Legitimidad, lucha interna y poder
La legitimidad democrática actual no puede solo conquistarse a partir del antagonismo entre "nosotros" -supuestamente, el pueblo- y "ellos" -los "antipatria"-. Tampoco si la gestión de la cosa pública no se abre al escrutinio de toda la sociedad.
La interna de la coalición gobernante está llegando, según todos los analistas, a extremos que podrían concluir en imprevisibles derivaciones. Los ataques a la gestión del Ejecutivo nacional provenientes del sector más fiel a la vicepresidenta recrudecieron en los últimos días y ya no se trata solo de chicanas o estrategias que procuran alcanzar mejores posiciones de poder, sino de una lucha directa por modificar drásticamente el rumbo que debe tomarse.

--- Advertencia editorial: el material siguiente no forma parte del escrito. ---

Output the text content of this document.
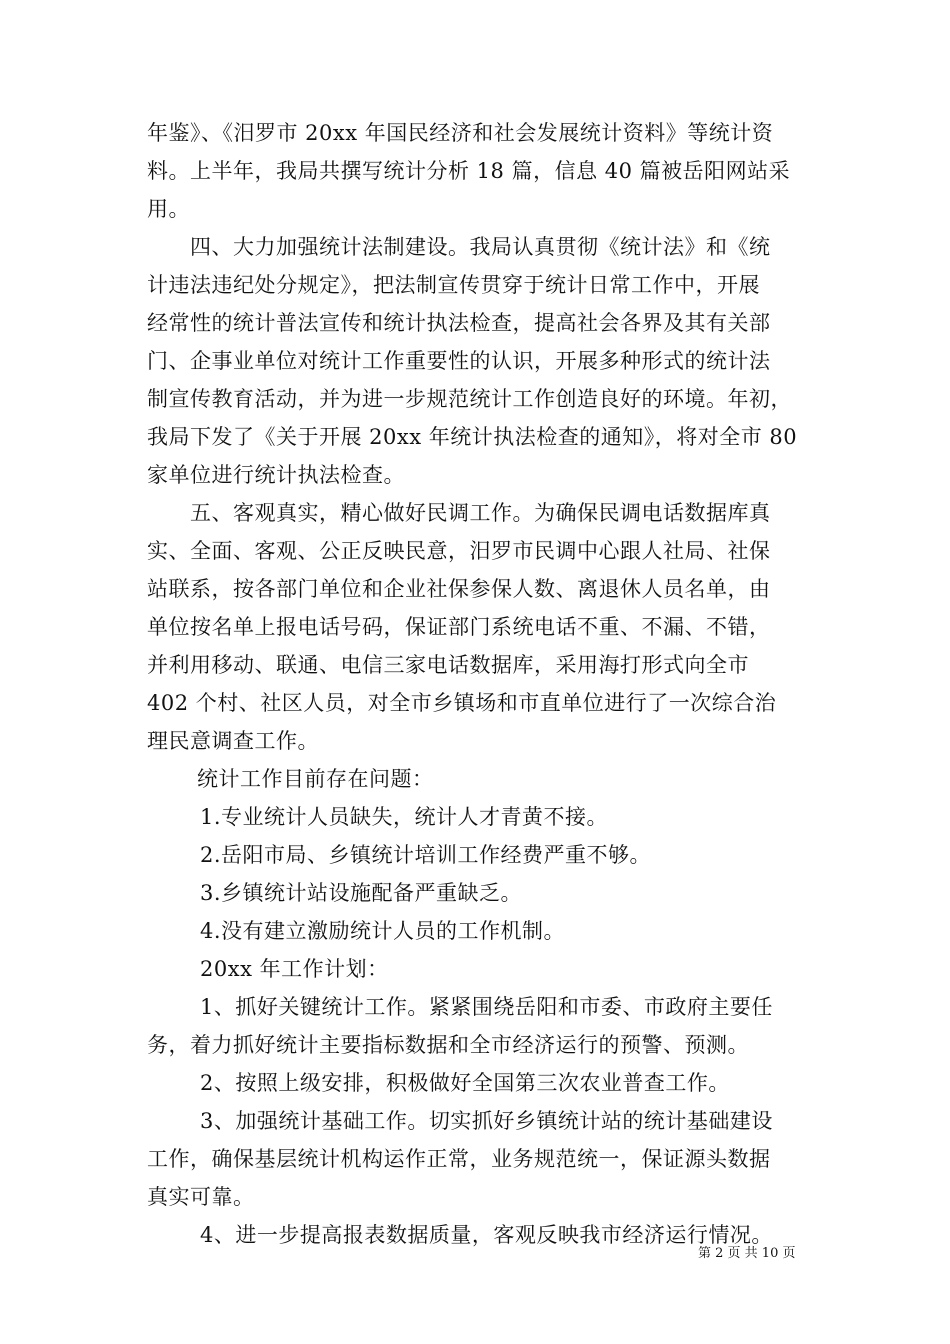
年鉴》、《汨罗市 20xx 年国民经济和社会发展统计资料》等统计资
料。上半年，我局共撰写统计分析 18 篇，信息 40 篇被岳阳网站采
用。
四、大力加强统计法制建设。我局认真贯彻《统计法》和《统
计违法违纪处分规定》，把法制宣传贯穿于统计日常工作中，开展
经常性的统计普法宣传和统计执法检查，提高社会各界及其有关部
门、企事业单位对统计工作重要性的认识，开展多种形式的统计法
制宣传教育活动，并为进一步规范统计工作创造良好的环境。年初，
我局下发了《关于开展 20xx 年统计执法检查的通知》，将对全市 80
家单位进行统计执法检查。
五、客观真实，精心做好民调工作。为确保民调电话数据库真
实、全面、客观、公正反映民意，汨罗市民调中心跟人社局、社保
站联系，按各部门单位和企业社保参保人数、离退休人员名单，由
单位按名单上报电话号码，保证部门系统电话不重、不漏、不错，
并利用移动、联通、电信三家电话数据库，采用海打形式向全市
402 个村、社区人员，对全市乡镇场和市直单位进行了一次综合治
理民意调查工作。
统计工作目前存在问题：
1.专业统计人员缺失，统计人才青黄不接。
2.岳阳市局、乡镇统计培训工作经费严重不够。
3.乡镇统计站设施配备严重缺乏。
4.没有建立激励统计人员的工作机制。
20xx 年工作计划：
1、抓好关键统计工作。紧紧围绕岳阳和市委、市政府主要任
务，着力抓好统计主要指标数据和全市经济运行的预警、预测。
2、按照上级安排，积极做好全国第三次农业普查工作。
3、加强统计基础工作。切实抓好乡镇统计站的统计基础建设
工作，确保基层统计机构运作正常，业务规范统一，保证源头数据
真实可靠。
4、进一步提高报表数据质量，客观反映我市经济运行情况。
第 2 页 共 10 页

El vocero principal de la embestida es un ministro de la provincia de Buenos Aires, quien no pronuncia palabra si no es con autorización de algún miembro de la familia Kirchner. Días atrás cuestionó al presidente de la Nación y a sus ministros, señalando que "el gobierno es nuestro", en franca alusión a la facción que integra dentro del Frente de Todos. Es decir, afirma, convencido, que el gobierno pertenece solo a una de las corrientes internas.
Esta visión es propia del populismo más rancio. En primer lugar, porque, de acuerdo a los postulados de Ernesto Laclau, el "nosotros" referiría al grupo social antagónico al "ellos" que, en este caso, parece también incluir al presidente y a algunos de sus colaboradores. Es que, de acuerdo a esta interpretación ideológica, la hegemonía es central para mantener el poder y cualquier desviación pone en peligro las bases de sustentación de un régimen populista.
Por otro lado, aun cuando haya escrito en una de sus famosas cartas que no actuaría de la misma manera que "Chacho" Álvarez, el renunciante vicepresidente del gobierno de la Alianza en 2001, quien ocupa hoy ese cargo ya carga sin miramientos contra la gestión del mandatario que ella misma designó. Recordó en las redes sociales que, en 2003, el kirchnerismo llegó al poder con 22% de los votos y brindó otra de sus "lecciones", señalando que la legitimidad la obtuvo por el supuesto éxito de su gestión.
La filosofía política ha abordado el tema de la legitimidad desde hace mucho tiempo. Esta condición exige un grado de consenso de la ciudadanía. Porque, al fin y al cabo, el "nosotros" referido al manejo del Estado es la suma de los ciudadanos que legitiman el poder que ha sido conseguido ya sea por tradición (autoridades religiosas), por el carisma del líder (personajes autoritarios o monarquías) y por la observancia de las reglas y las leyes, según el sociólogo alemán Max Weber.
La legitimidad de gestión podría producirse en cualquiera de las tres maneras de llegar al poder. Pero en una democracia solo es válida cuando haya respeto de los procedimientos y las instituciones, así como de las normas que regulan el ejercicio del poder. Más aún: en la actualidad se habla de "relegitimación", que incluye dos exigencias ineludibles para cualquier gobernante de nuestro tiempo: transparencia y responsabilidad.
La calidad del actual sistema democrático se parangona con la facilidad de acceso a la información pública y es fuente de legitimación. Y, para que haya transparencia, debe existir responsabilidad en cada uno de los actos de gobierno, así como en la manifestación pública de sus voceros. Por ello, la legitimidad democrática actual no puede solo conquistarse a partir del antagonismo entre "nosotros" -supuestamente, el pueblo- y "ellos" -los "antipatria"-. Tampoco si la gestión de la cosa pública no se abre al escrutinio de toda la sociedad. Mucho menos si la irresponsabilidad termina enfrascando a ciertos gobernantes en una estéril lucha de poder que solo genera más incertidumbre.